Separated from his Catholic friends, Rastell does not seem to have been fully trusted by the opposite party, for in a letter to Thomas Cromwell, written probably in 1536, he says that he had spent his time in upholding the king's cause and opposing the pope, with the result that he had lost both his printing business and his legal practice, and was reduced to poverty. He was imprisoned in 1536, perhaps because he had written against the payment of tithes. He probably died in prison, and his will, of which Henry VIII had originally been appointed an executor, was proved on 18 July 1536. He left two sons: William Rastell and John Rastell the Younger, the latter of whom accompanied Richard Hore on his ill-fated expedition. The Jesuit, John Rastell (1532-77), who has been frequently confounded with him, was no relation.

==Works==

===The Pastyme of People (1529)===
Rastell's best-known work is The Pastyme of People, the Chronycles of dyvers Realmys and most specially of the Realme of England (1529), a chronicle dealing with English history from the earliest times to the reign of Richard III, edited by Thomas Frognall Dibdin in 1811.

===Legal works: Abbreviacion (1519) and Expositiones (1527)===

His best known legal works are The Abbreviacion of Statutis (1519) and Expositiones terminorum legum Angliae (1527). The original Law French edition of the Expositiones did not appear again. However, in 1567 it was translated into English as Expositions of the terms of the laws of England. Many editions then followed over the next 150 years. After 1620, the Expositions was known as Les Termes de la Ley.

===The Four Elements (circa 1519)===
Rastell was also the author of a morality play, A new Interlude and a Mery of the Elements, or The Four Elements written about 1519, which is no doubt the "large and ingenious comedy" attributed to him by Wood.

The unique copy in the British Library is incomplete, and contains neither the date nor the name of the author, identified with John Rastell on the authority of John Bale, who catalogued Natura Naturata among his works, adding a Latin version of the first line of the piece. This interlude was printed in William Carew Hazlitt's edition of Dodsley's Old English Plays, by James Orchard Halliwell-Phillipps for the Percy Soc. (Early English Poetry, vol. 22, 1848), and by Julius Fischer. See also an article by Henry R. Plomer, who unearthed in the Record Office an account of a lawsuit (1534–35) in connection with Rastell's premises at the "Mermaid". For the books issued from his press see a catalogue by Robert Proctor, in Handlists of English Printers (Bibliographical Soc., 1896).

==Printer of music==
He was also the first English printer of polyphonic music, which he began issuing in the 1520s.

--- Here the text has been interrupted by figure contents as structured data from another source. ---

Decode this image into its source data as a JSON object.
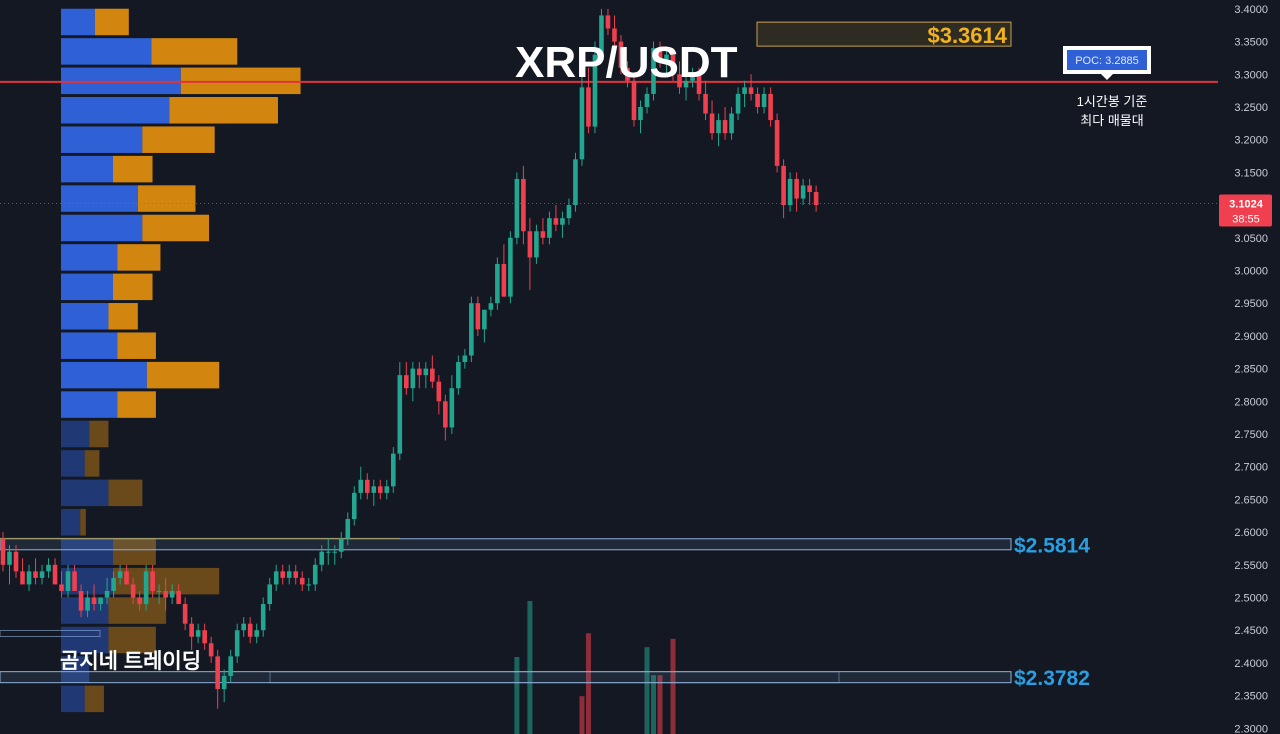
{
  "title": "XRP/USDT",
  "watermark": "곰지네 트레이딩",
  "colors": {
    "background": "#141823",
    "up": "#22a68f",
    "down": "#f0404f",
    "vp_buy": "#2f60d6",
    "vp_sell": "#d3860f",
    "poc_line": "#e3323b",
    "level_box": "#8fb0d8",
    "level_text": "#2a9ee0",
    "high_text": "#f2b21f",
    "price_label": "#f0404f"
  },
  "chart_data": {
    "type": "candlestick",
    "title": "XRP/USDT",
    "y_axis": {
      "side": "right",
      "ylim": [
        2.2913,
        3.4136
      ],
      "ticks": [
        "3.4000",
        "3.3500",
        "3.3000",
        "3.2500",
        "3.2000",
        "3.1500",
        "3.1000",
        "3.0500",
        "3.0000",
        "2.9500",
        "2.9000",
        "2.8500",
        "2.8000",
        "2.7500",
        "2.7000",
        "2.6500",
        "2.6000",
        "2.5500",
        "2.5000",
        "2.4500",
        "2.4000",
        "2.3500",
        "2.3000"
      ]
    },
    "grid": false,
    "current_price": {
      "value": 3.1024,
      "label": "3.1024",
      "countdown": "38:55"
    },
    "poc": {
      "label": "POC: 3.2885",
      "value": 3.2885,
      "note_line1": "1시간봉 기준",
      "note_line2": "최다 매물대"
    },
    "levels": [
      {
        "label": "$3.3614",
        "price": 3.3614,
        "kind": "high"
      },
      {
        "label": "$2.5814",
        "price": 2.5814,
        "kind": "support"
      },
      {
        "label": "$2.3782",
        "price": 2.3782,
        "kind": "support"
      }
    ],
    "volume_profile": {
      "bins": [
        {
          "price": 3.38,
          "buy": 3.0,
          "sell": 3.0
        },
        {
          "price": 3.335,
          "buy": 8.0,
          "sell": 7.6
        },
        {
          "price": 3.29,
          "buy": 10.6,
          "sell": 10.6
        },
        {
          "price": 3.245,
          "buy": 9.6,
          "sell": 9.6
        },
        {
          "price": 3.2,
          "buy": 7.2,
          "sell": 6.4
        },
        {
          "price": 3.155,
          "buy": 4.6,
          "sell": 3.5
        },
        {
          "price": 3.11,
          "buy": 6.8,
          "sell": 5.1
        },
        {
          "price": 3.065,
          "buy": 7.2,
          "sell": 5.9
        },
        {
          "price": 3.02,
          "buy": 5.0,
          "sell": 3.8
        },
        {
          "price": 2.975,
          "buy": 4.6,
          "sell": 3.5
        },
        {
          "price": 2.93,
          "buy": 4.2,
          "sell": 2.6
        },
        {
          "price": 2.885,
          "buy": 5.0,
          "sell": 3.4
        },
        {
          "price": 2.84,
          "buy": 7.6,
          "sell": 6.4
        },
        {
          "price": 2.795,
          "buy": 5.0,
          "sell": 3.4
        },
        {
          "price": 2.75,
          "buy": 2.5,
          "sell": 1.7
        },
        {
          "price": 2.705,
          "buy": 2.1,
          "sell": 1.3
        },
        {
          "price": 2.66,
          "buy": 4.2,
          "sell": 3.0
        },
        {
          "price": 2.615,
          "buy": 1.7,
          "sell": 0.5
        },
        {
          "price": 2.57,
          "buy": 4.6,
          "sell": 3.8
        },
        {
          "price": 2.525,
          "buy": 4.6,
          "sell": 9.4
        },
        {
          "price": 2.48,
          "buy": 4.2,
          "sell": 5.1
        },
        {
          "price": 2.435,
          "buy": 4.2,
          "sell": 4.2
        },
        {
          "price": 2.39,
          "buy": 2.5,
          "sell": 0.0
        },
        {
          "price": 2.345,
          "buy": 2.1,
          "sell": 1.7
        }
      ]
    },
    "candles": [
      [
        2.59,
        2.6,
        2.54,
        2.55
      ],
      [
        2.55,
        2.58,
        2.52,
        2.57
      ],
      [
        2.57,
        2.58,
        2.53,
        2.54
      ],
      [
        2.54,
        2.56,
        2.52,
        2.52
      ],
      [
        2.52,
        2.55,
        2.51,
        2.54
      ],
      [
        2.54,
        2.56,
        2.52,
        2.53
      ],
      [
        2.53,
        2.55,
        2.52,
        2.54
      ],
      [
        2.54,
        2.56,
        2.53,
        2.55
      ],
      [
        2.55,
        2.56,
        2.52,
        2.52
      ],
      [
        2.52,
        2.54,
        2.5,
        2.51
      ],
      [
        2.51,
        2.55,
        2.5,
        2.54
      ],
      [
        2.54,
        2.55,
        2.51,
        2.51
      ],
      [
        2.51,
        2.52,
        2.47,
        2.48
      ],
      [
        2.48,
        2.51,
        2.47,
        2.5
      ],
      [
        2.5,
        2.52,
        2.48,
        2.49
      ],
      [
        2.49,
        2.5,
        2.48,
        2.5
      ],
      [
        2.5,
        2.53,
        2.49,
        2.51
      ],
      [
        2.51,
        2.54,
        2.5,
        2.53
      ],
      [
        2.53,
        2.55,
        2.52,
        2.54
      ],
      [
        2.54,
        2.55,
        2.52,
        2.52
      ],
      [
        2.52,
        2.53,
        2.49,
        2.5
      ],
      [
        2.5,
        2.51,
        2.48,
        2.49
      ],
      [
        2.49,
        2.55,
        2.48,
        2.54
      ],
      [
        2.54,
        2.55,
        2.5,
        2.51
      ],
      [
        2.51,
        2.52,
        2.49,
        2.51
      ],
      [
        2.51,
        2.53,
        2.48,
        2.5
      ],
      [
        2.5,
        2.52,
        2.49,
        2.51
      ],
      [
        2.51,
        2.52,
        2.49,
        2.49
      ],
      [
        2.49,
        2.5,
        2.45,
        2.46
      ],
      [
        2.46,
        2.47,
        2.42,
        2.44
      ],
      [
        2.44,
        2.46,
        2.43,
        2.45
      ],
      [
        2.45,
        2.46,
        2.42,
        2.43
      ],
      [
        2.43,
        2.44,
        2.4,
        2.41
      ],
      [
        2.41,
        2.42,
        2.33,
        2.36
      ],
      [
        2.36,
        2.39,
        2.34,
        2.38
      ],
      [
        2.38,
        2.42,
        2.37,
        2.41
      ],
      [
        2.41,
        2.46,
        2.4,
        2.45
      ],
      [
        2.45,
        2.47,
        2.44,
        2.46
      ],
      [
        2.46,
        2.47,
        2.43,
        2.44
      ],
      [
        2.44,
        2.46,
        2.43,
        2.45
      ],
      [
        2.45,
        2.5,
        2.44,
        2.49
      ],
      [
        2.49,
        2.53,
        2.48,
        2.52
      ],
      [
        2.52,
        2.55,
        2.51,
        2.54
      ],
      [
        2.54,
        2.55,
        2.52,
        2.53
      ],
      [
        2.53,
        2.55,
        2.52,
        2.54
      ],
      [
        2.54,
        2.55,
        2.52,
        2.53
      ],
      [
        2.53,
        2.54,
        2.51,
        2.52
      ],
      [
        2.52,
        2.53,
        2.51,
        2.52
      ],
      [
        2.52,
        2.56,
        2.51,
        2.55
      ],
      [
        2.55,
        2.58,
        2.54,
        2.57
      ],
      [
        2.57,
        2.59,
        2.55,
        2.57
      ],
      [
        2.57,
        2.58,
        2.55,
        2.57
      ],
      [
        2.57,
        2.6,
        2.56,
        2.59
      ],
      [
        2.59,
        2.63,
        2.58,
        2.62
      ],
      [
        2.62,
        2.67,
        2.61,
        2.66
      ],
      [
        2.66,
        2.7,
        2.65,
        2.68
      ],
      [
        2.68,
        2.69,
        2.65,
        2.66
      ],
      [
        2.66,
        2.68,
        2.64,
        2.67
      ],
      [
        2.67,
        2.68,
        2.65,
        2.66
      ],
      [
        2.66,
        2.68,
        2.65,
        2.67
      ],
      [
        2.67,
        2.73,
        2.66,
        2.72
      ],
      [
        2.72,
        2.86,
        2.71,
        2.84
      ],
      [
        2.84,
        2.86,
        2.81,
        2.82
      ],
      [
        2.82,
        2.86,
        2.8,
        2.85
      ],
      [
        2.85,
        2.86,
        2.82,
        2.84
      ],
      [
        2.84,
        2.86,
        2.82,
        2.85
      ],
      [
        2.85,
        2.87,
        2.82,
        2.83
      ],
      [
        2.83,
        2.84,
        2.78,
        2.8
      ],
      [
        2.8,
        2.81,
        2.74,
        2.76
      ],
      [
        2.76,
        2.84,
        2.75,
        2.82
      ],
      [
        2.82,
        2.87,
        2.81,
        2.86
      ],
      [
        2.86,
        2.88,
        2.85,
        2.87
      ],
      [
        2.87,
        2.96,
        2.86,
        2.95
      ],
      [
        2.95,
        2.96,
        2.9,
        2.91
      ],
      [
        2.91,
        2.93,
        2.89,
        2.94
      ],
      [
        2.94,
        2.96,
        2.93,
        2.95
      ],
      [
        2.95,
        3.02,
        2.94,
        3.01
      ],
      [
        3.01,
        3.04,
        2.96,
        2.96
      ],
      [
        2.96,
        3.06,
        2.95,
        3.05
      ],
      [
        3.05,
        3.15,
        3.04,
        3.14
      ],
      [
        3.14,
        3.16,
        3.04,
        3.06
      ],
      [
        3.06,
        3.08,
        2.97,
        3.02
      ],
      [
        3.02,
        3.07,
        3.01,
        3.06
      ],
      [
        3.06,
        3.08,
        3.04,
        3.05
      ],
      [
        3.05,
        3.09,
        3.04,
        3.08
      ],
      [
        3.08,
        3.1,
        3.06,
        3.07
      ],
      [
        3.07,
        3.09,
        3.05,
        3.08
      ],
      [
        3.08,
        3.11,
        3.07,
        3.1
      ],
      [
        3.1,
        3.18,
        3.09,
        3.17
      ],
      [
        3.17,
        3.3,
        3.16,
        3.28
      ],
      [
        3.28,
        3.31,
        3.21,
        3.22
      ],
      [
        3.22,
        3.35,
        3.21,
        3.33
      ],
      [
        3.33,
        3.4,
        3.32,
        3.39
      ],
      [
        3.39,
        3.4,
        3.36,
        3.37
      ],
      [
        3.37,
        3.39,
        3.34,
        3.35
      ],
      [
        3.35,
        3.36,
        3.3,
        3.31
      ],
      [
        3.31,
        3.32,
        3.28,
        3.29
      ],
      [
        3.29,
        3.3,
        3.22,
        3.23
      ],
      [
        3.23,
        3.26,
        3.21,
        3.25
      ],
      [
        3.25,
        3.28,
        3.24,
        3.27
      ],
      [
        3.27,
        3.35,
        3.26,
        3.34
      ],
      [
        3.34,
        3.35,
        3.31,
        3.32
      ],
      [
        3.32,
        3.34,
        3.3,
        3.33
      ],
      [
        3.33,
        3.34,
        3.29,
        3.3
      ],
      [
        3.3,
        3.32,
        3.27,
        3.28
      ],
      [
        3.28,
        3.3,
        3.26,
        3.29
      ],
      [
        3.29,
        3.31,
        3.28,
        3.3
      ],
      [
        3.3,
        3.31,
        3.26,
        3.27
      ],
      [
        3.27,
        3.29,
        3.23,
        3.24
      ],
      [
        3.24,
        3.26,
        3.2,
        3.21
      ],
      [
        3.21,
        3.24,
        3.19,
        3.23
      ],
      [
        3.23,
        3.25,
        3.2,
        3.21
      ],
      [
        3.21,
        3.25,
        3.2,
        3.24
      ],
      [
        3.24,
        3.28,
        3.23,
        3.27
      ],
      [
        3.27,
        3.29,
        3.25,
        3.28
      ],
      [
        3.28,
        3.3,
        3.26,
        3.27
      ],
      [
        3.27,
        3.28,
        3.24,
        3.25
      ],
      [
        3.25,
        3.28,
        3.24,
        3.27
      ],
      [
        3.27,
        3.28,
        3.22,
        3.23
      ],
      [
        3.23,
        3.24,
        3.15,
        3.16
      ],
      [
        3.16,
        3.17,
        3.08,
        3.1
      ],
      [
        3.1,
        3.15,
        3.09,
        3.14
      ],
      [
        3.14,
        3.15,
        3.09,
        3.11
      ],
      [
        3.11,
        3.14,
        3.1,
        3.13
      ],
      [
        3.13,
        3.14,
        3.1,
        3.12
      ],
      [
        3.12,
        3.13,
        3.09,
        3.1
      ]
    ],
    "volume": [
      {
        "candle": 79,
        "value": 0.55,
        "dir": "up"
      },
      {
        "candle": 81,
        "value": 0.95,
        "dir": "up"
      },
      {
        "candle": 89,
        "value": 0.27,
        "dir": "down"
      },
      {
        "candle": 90,
        "value": 0.72,
        "dir": "down"
      },
      {
        "candle": 99,
        "value": 0.62,
        "dir": "up"
      },
      {
        "candle": 100,
        "value": 0.42,
        "dir": "up"
      },
      {
        "candle": 101,
        "value": 0.42,
        "dir": "down"
      },
      {
        "candle": 103,
        "value": 0.68,
        "dir": "down"
      }
    ]
  }
}
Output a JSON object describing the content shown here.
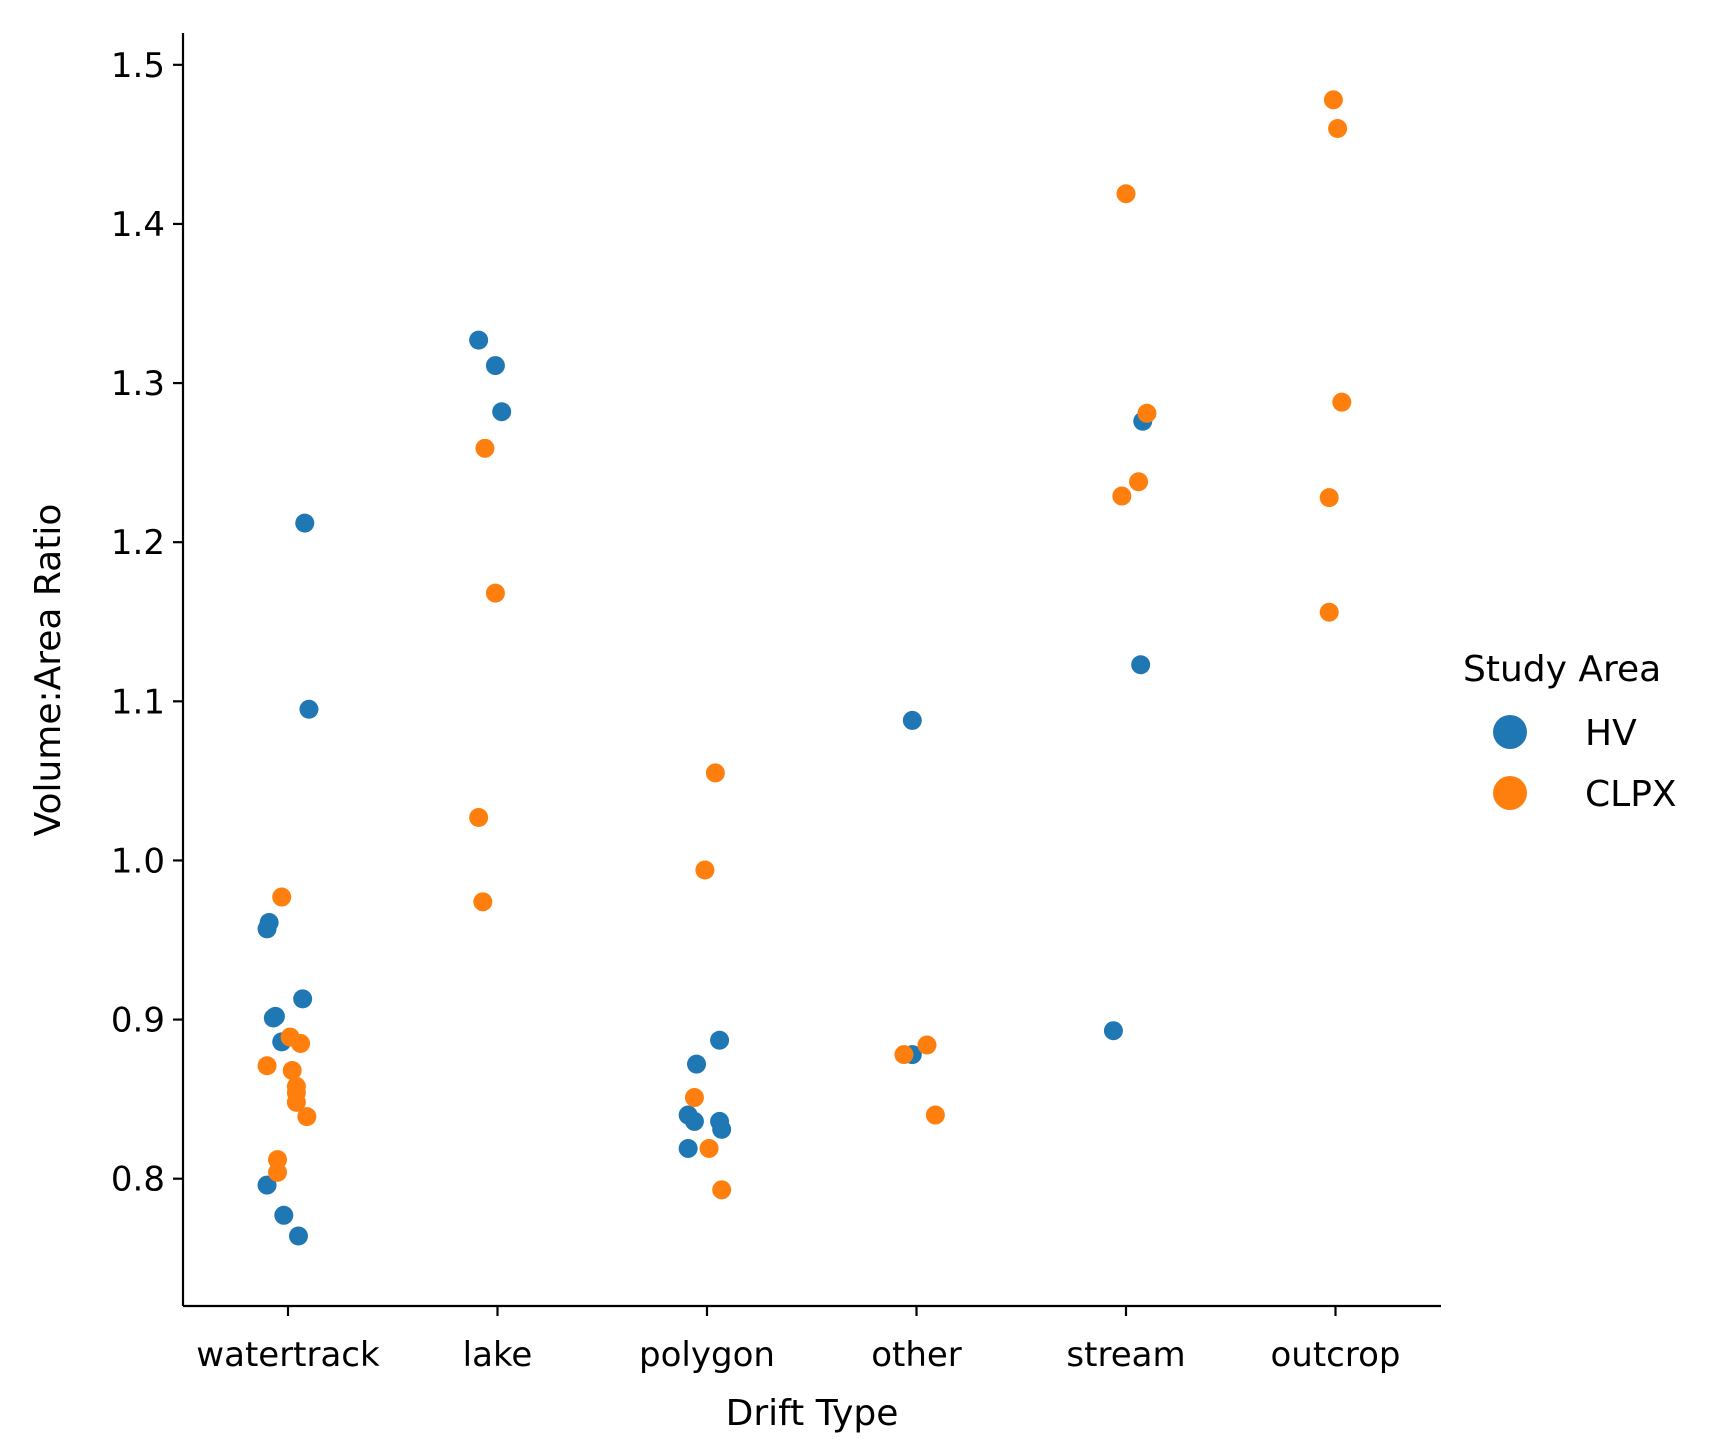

The practice of printing music from a single impression i.e. using pieces of type that print staves, notes and text together, was apparently first practiced by Rastell in London about 1520. Two different broadside songsheets printed by him survive, dated to about 1523; two survivals of ephemeral unbound works from such an early date suggest that he may have printed a considerable amount of music. The texts are in English, suggesting they were for the local market, not export. After his death, the musical type were acquired by John Gough.